🤖 AI Summary
In federated learning for large language models (FedLLM), locally hosted harmful data on clients can compromise the safety of the globally aggregated model, undermining reliability in distributed deployments. To address this, we propose the first integration of Safety Filters and Constitutional AI into the FedLLM framework, enabling safety-aware model aggregation and alignment during training: clients pre-filter harmful inputs before local inference and embed constitutional preference alignment prior to parameter aggregation; the server dynamically calibrates safety weights using adversarial safety evaluation (AdvBench). Evaluated on the AdvBench benchmark, our method improves safety performance by over 20% relative to baselines, substantially suppressing unsafe outputs while preserving general model capabilities.
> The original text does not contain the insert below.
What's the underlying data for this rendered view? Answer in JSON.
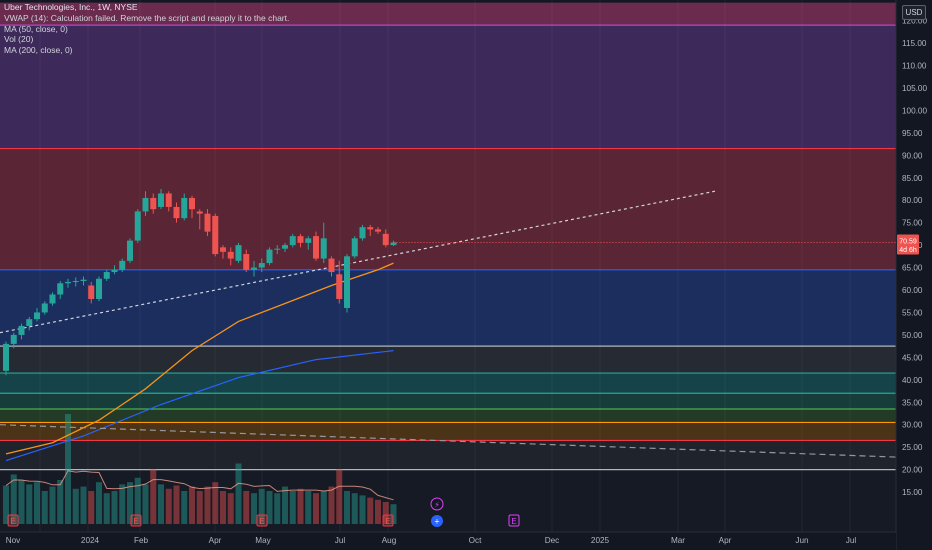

This work establishes the first end-to-end, verifiable safety training paradigm for FedLLM.
📝 Abstract
Recent research has increasingly focused on training large language models (LLMs) using federated learning, known as FedLLM. However, responsible AI (RAI), which aims to ensure safe responses, remains underexplored in the context of FedLLM. In FedLLM, client data used for training may contain harmful content, leading to unsafe LLMs that generate harmful responses. Aggregating such unsafe LLMs into the global model and distributing them to clients may result in the widespread deployment of unsafe LLMs. To address this issue, we incorporate two well-known RAI methods into FedLLM: the safety filter and constitutional AI. Our experiments demonstrate that these methods significantly enhance the safety of the LLM, achieving over a 20% improvement on AdvBench, a benchmark for evaluating safety performance.